Closing of Lincoln College Show Real Life Impact of Ransomware

The scourge of ransomware is having an increasingly serious impact on real life. A spate of recent attacks is affecting people and institutions on a scale not previously seen. This week, for example, the nation of Costa Rica announced that its government has effectively been paralyzed by Russian ransomware. Yes, an entire country was shut down by a hacking gang. Then, the 157-year-old Lincoln College, which has served generations of black Americans, announced that it is closing its doors permanently due to the crippling effects of a ransomware attack.

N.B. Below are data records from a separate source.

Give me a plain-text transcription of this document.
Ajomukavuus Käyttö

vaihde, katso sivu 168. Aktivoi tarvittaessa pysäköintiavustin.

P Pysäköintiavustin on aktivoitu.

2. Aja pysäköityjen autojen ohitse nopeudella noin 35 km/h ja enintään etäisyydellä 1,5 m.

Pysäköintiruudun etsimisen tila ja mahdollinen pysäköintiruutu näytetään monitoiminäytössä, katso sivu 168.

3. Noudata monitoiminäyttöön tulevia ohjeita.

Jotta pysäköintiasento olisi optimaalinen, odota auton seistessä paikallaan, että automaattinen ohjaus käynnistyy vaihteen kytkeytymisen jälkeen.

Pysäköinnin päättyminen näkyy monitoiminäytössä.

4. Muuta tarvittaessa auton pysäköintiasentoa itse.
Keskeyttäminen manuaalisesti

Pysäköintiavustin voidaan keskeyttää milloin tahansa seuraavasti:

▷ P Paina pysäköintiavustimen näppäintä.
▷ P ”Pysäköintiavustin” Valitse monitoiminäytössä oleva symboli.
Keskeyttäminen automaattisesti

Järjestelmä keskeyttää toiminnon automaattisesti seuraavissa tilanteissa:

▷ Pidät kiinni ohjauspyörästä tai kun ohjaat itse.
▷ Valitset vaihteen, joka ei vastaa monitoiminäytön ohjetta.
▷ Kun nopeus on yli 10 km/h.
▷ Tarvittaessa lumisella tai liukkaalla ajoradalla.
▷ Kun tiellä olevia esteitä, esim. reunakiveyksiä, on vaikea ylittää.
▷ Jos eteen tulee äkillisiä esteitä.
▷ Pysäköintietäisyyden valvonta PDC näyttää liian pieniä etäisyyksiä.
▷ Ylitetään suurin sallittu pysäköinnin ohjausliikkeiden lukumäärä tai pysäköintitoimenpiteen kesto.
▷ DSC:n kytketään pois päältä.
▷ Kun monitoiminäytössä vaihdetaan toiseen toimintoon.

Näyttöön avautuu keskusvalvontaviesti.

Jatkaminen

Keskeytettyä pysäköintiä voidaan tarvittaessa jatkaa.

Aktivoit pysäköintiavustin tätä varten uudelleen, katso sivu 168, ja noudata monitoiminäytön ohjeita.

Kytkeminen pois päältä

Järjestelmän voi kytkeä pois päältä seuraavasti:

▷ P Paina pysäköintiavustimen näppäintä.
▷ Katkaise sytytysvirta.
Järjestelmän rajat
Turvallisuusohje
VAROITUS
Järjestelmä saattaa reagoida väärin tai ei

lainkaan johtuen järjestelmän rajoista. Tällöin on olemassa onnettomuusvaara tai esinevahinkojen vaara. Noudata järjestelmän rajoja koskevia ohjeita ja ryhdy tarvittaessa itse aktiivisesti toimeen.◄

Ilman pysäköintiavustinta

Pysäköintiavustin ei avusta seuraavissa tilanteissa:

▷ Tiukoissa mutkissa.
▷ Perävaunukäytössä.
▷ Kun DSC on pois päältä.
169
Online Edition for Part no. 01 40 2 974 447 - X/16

For Lincoln College, named after Abraham Lincoln, which has survived crises over the years that include the Spanish flu epidemic of 1918, the Great Depression, two world wars and the 2008 financial crisis, ransomware was the problem that proved insurmountable. That should tell us something about how serious this threat is becoming to American society. The school was also dealing with the impact of the COVID pandemic, which contributed to their financial troubles.

Cybersecurity industry leaders have weighed in on the closure of Lincoln College. Tim Erlin, VP of strategy at Tripwire, remarked, “Responding to and recovering from ransomware played a significant role in Lincoln College’s demise. It cost them time, as well as money, to recover. In this case, time was equivalent to the opportunity to perhaps right their ship and save the institution. When you’re already struggling, losing access to operationally important systems for more than a month can easily become a death knell.”

Saryu Nayyar, CEO and Founder of Gurucul, put the issue in perspective, noting, “The impact of ransomware on relatively smaller organizations can be catastrophic. A 157-year-old institution already hampered by the impact of the pandemic having to shut down during a critical period due to ransomware is tragic. Ransomware has a much broader impact to business than simply the payment to restore services. There are plenty of other costs related to stolen and resold data, business availability and employee downtime that are virtually impossible to predict upfront but with no less impact.”

According to Nayyar, one lesson to be learned from Lincoln’s experience is that organizations need to invest in the latest threat detection, investigation and response tools that can empower even smaller teams to rapidly detect attack campaigns such as ransomware early in the kill chain. As she put it, “This requires advanced analytics and trained machine learning (ML) with out-of-the-box detection capabilities to automate manual tasks and accelerate security analyst or engineer efforts before data is stolen and/or encrypted as a precursor to ransomware detonation.”

This advice is sound, but it raises the question of how a small institution like Lincoln College can afford to implement such solutions and practices. Affordable managed security service provider (MSSP) offerings may be the answer. At a minimum, however, the Lincoln College episode shows how critical it will be for all businesses and non-profits to take the ransomware threat more seriously.